Rules of dating multiple guys
It amazed me that a woman could end up being so in love with a man that, initially, she wouldn't have seriously considered dating.
In fact, I was so surprised by this that I initially doubted the truth of the stories.
By now most of you have probably recognized the important point for women, which is implicit in my astonishment: men do not fall in love gradually, and they do not find themselves suddenly falling for women in whom they weren't initially interested.
I was surprised because I had wrongly assumed that women work the same way as men in this respect. Now, let me qualify a couple things before going any further.
So, in general, a man can evaluate a woman quite quickly.

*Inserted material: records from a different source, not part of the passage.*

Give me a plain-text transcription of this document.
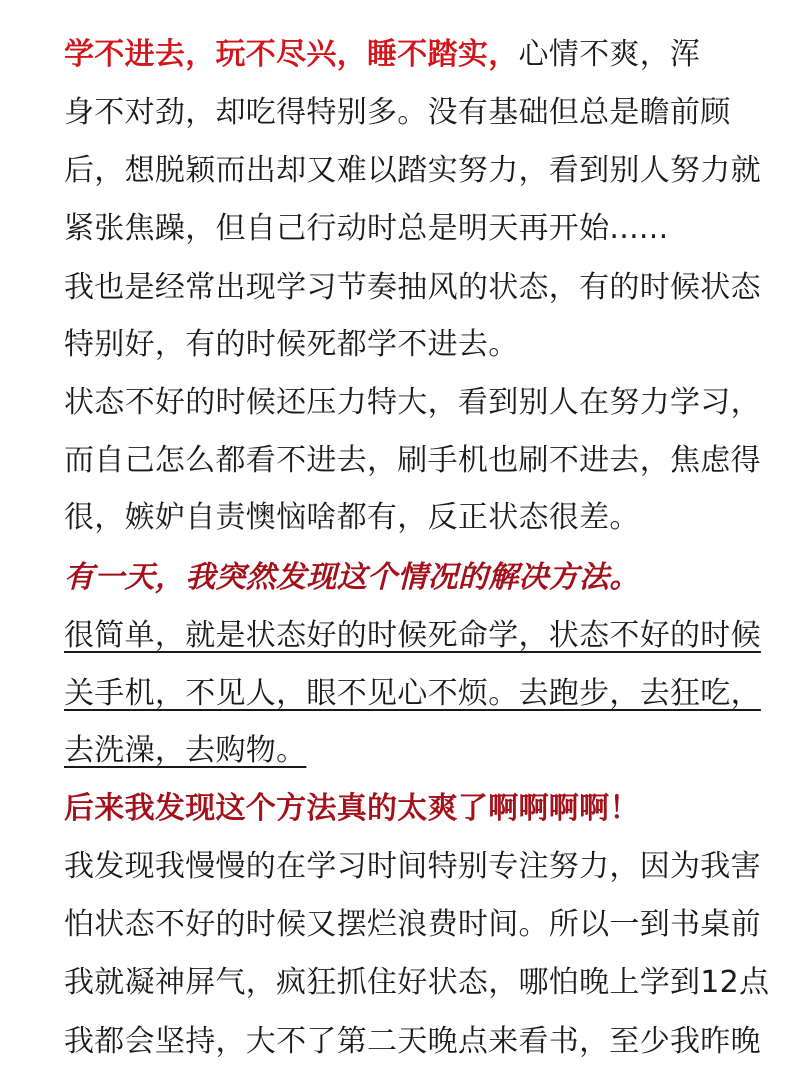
学不进去，玩不尽兴，睡不踏实，心情不爽，浑
身不对劲，却吃得特别多。没有基础但总是瞻前顾
后，想脱颖而出却又难以踏实努力，看到别人努力就
紧张焦躁，但自己行动时总是明天再开始......
我也是经常出现学习节奏抽风的状态，有的时候状态
特别好，有的时候死都学不进去。
状态不好的时候还压力特大，看到别人在努力学习，
而自己怎么都看不进去，刷手机也刷不进去，焦虑得
很，嫉妒自责懊恼啥都有，反正状态很差。
有一天，我突然发现这个情况的解决方法。
很简单，就是状态好的时候死命学，状态不好的时候
关手机，不见人，眼不见心不烦。去跑步，去狂吃，
去洗澡，去购物。
后来我发现这个方法真的太爽了啊啊啊啊！
我发现我慢慢的在学习时间特别专注努力，因为我害
怕状态不好的时候又摆烂浪费时间。所以一到书桌前
我就凝神屏气，疯狂抓住好状态，哪怕晚上学到12点
我都会坚持，大不了第二天晚点来看书，至少我昨晚
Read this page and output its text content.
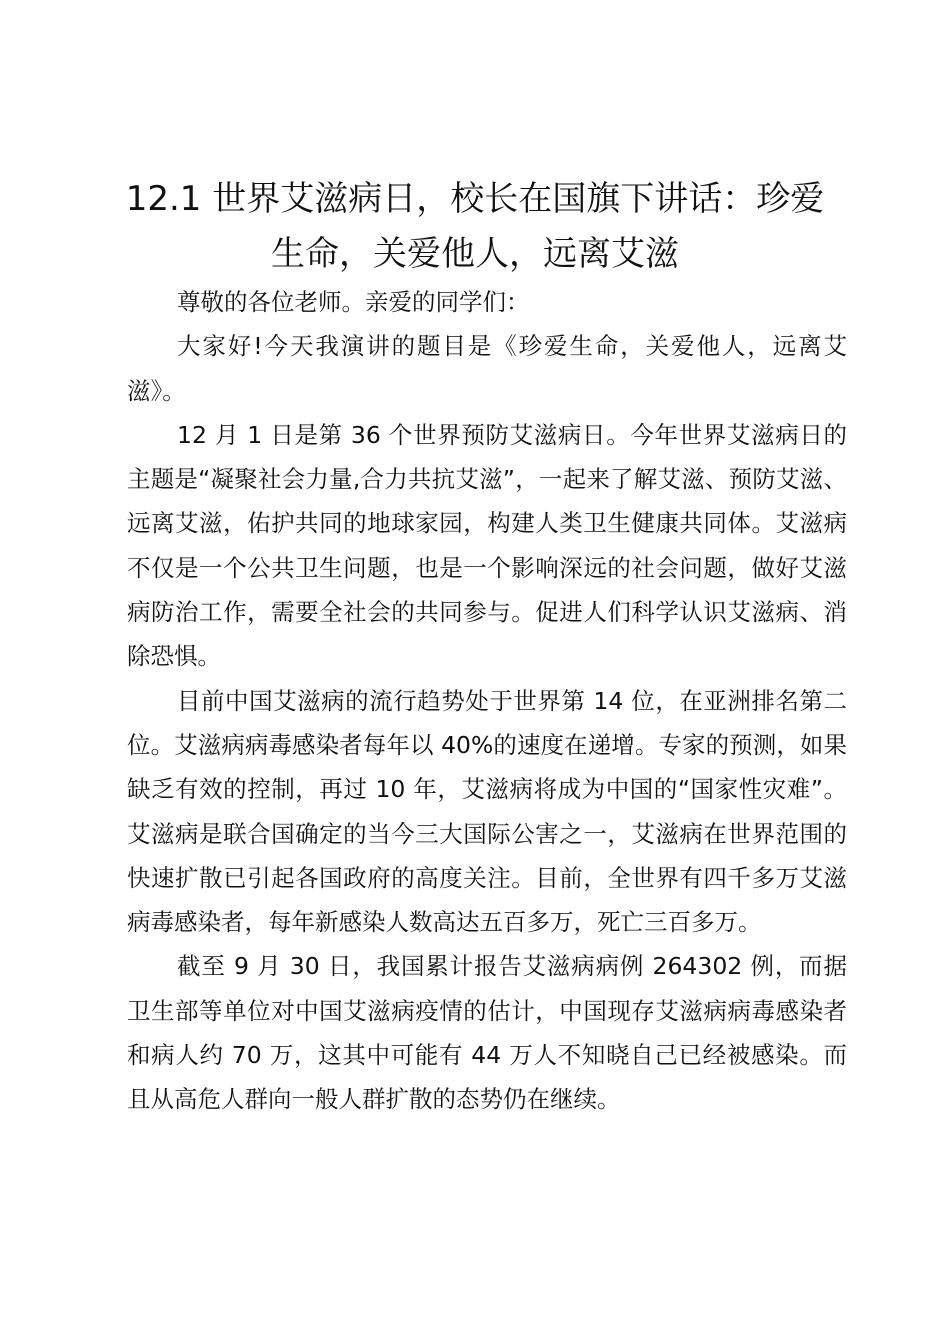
12.1 世界艾滋病日，校长在国旗下讲话：珍爱生命，关爱他人，远离艾滋

尊敬的各位老师。亲爱的同学们：

大家好!今天我演讲的题目是《珍爱生命，关爱他人，远离艾滋》。

12 月 1 日是第 36 个世界预防艾滋病日。今年世界艾滋病日的主题是“凝聚社会力量,合力共抗艾滋”，一起来了解艾滋、预防艾滋、远离艾滋，佑护共同的地球家园，构建人类卫生健康共同体。艾滋病不仅是一个公共卫生问题，也是一个影响深远的社会问题，做好艾滋病防治工作，需要全社会的共同参与。促进人们科学认识艾滋病、消除恐惧。

目前中国艾滋病的流行趋势处于世界第 14 位，在亚洲排名第二位。艾滋病病毒感染者每年以 40%的速度在递增。专家的预测，如果缺乏有效的控制，再过 10 年，艾滋病将成为中国的“国家性灾难”。艾滋病是联合国确定的当今三大国际公害之一，艾滋病在世界范围的快速扩散已引起各国政府的高度关注。目前，全世界有四千多万艾滋病毒感染者，每年新感染人数高达五百多万，死亡三百多万。

截至 9 月 30 日，我国累计报告艾滋病病例 264302 例，而据卫生部等单位对中国艾滋病疫情的估计，中国现存艾滋病病毒感染者和病人约 70 万，这其中可能有 44 万人不知晓自己已经被感染。而且从高危人群向一般人群扩散的态势仍在继续。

Many of a woman's triggers for romantic love are less immediate: In other words, while a man judges his woman primarily in relation to himself, which he does quite quickly, a woman evaluates her man on how he relates to the outside world, and this takes longer.
In addition, and perhaps more importantly, a woman needs to gauge her man's reliability, and this demands time.
The implications of this are enormous for both sexes in dating, but let me underline the biggest lesson for women: if a man isn't falling for you from an early stage - say, the first month - it isn't going to happen.
But the woman who propagates her genes is one who accurately judges whether the man with whom she mates is not only strong, but also stable - that is, capable of protecting and providing for her children until they are grown.
Before long I started getting attached and soon I found myself falling for him.
We spent a lot of time together, and by three months I was in love.
Since recognizing this difference in the sexes, I've had time to consider why it exists, and I think I have a reasonable understanding of what is going on.
The information that a man needs to trigger romantic love is information that he can perceive within a few interactions with a woman.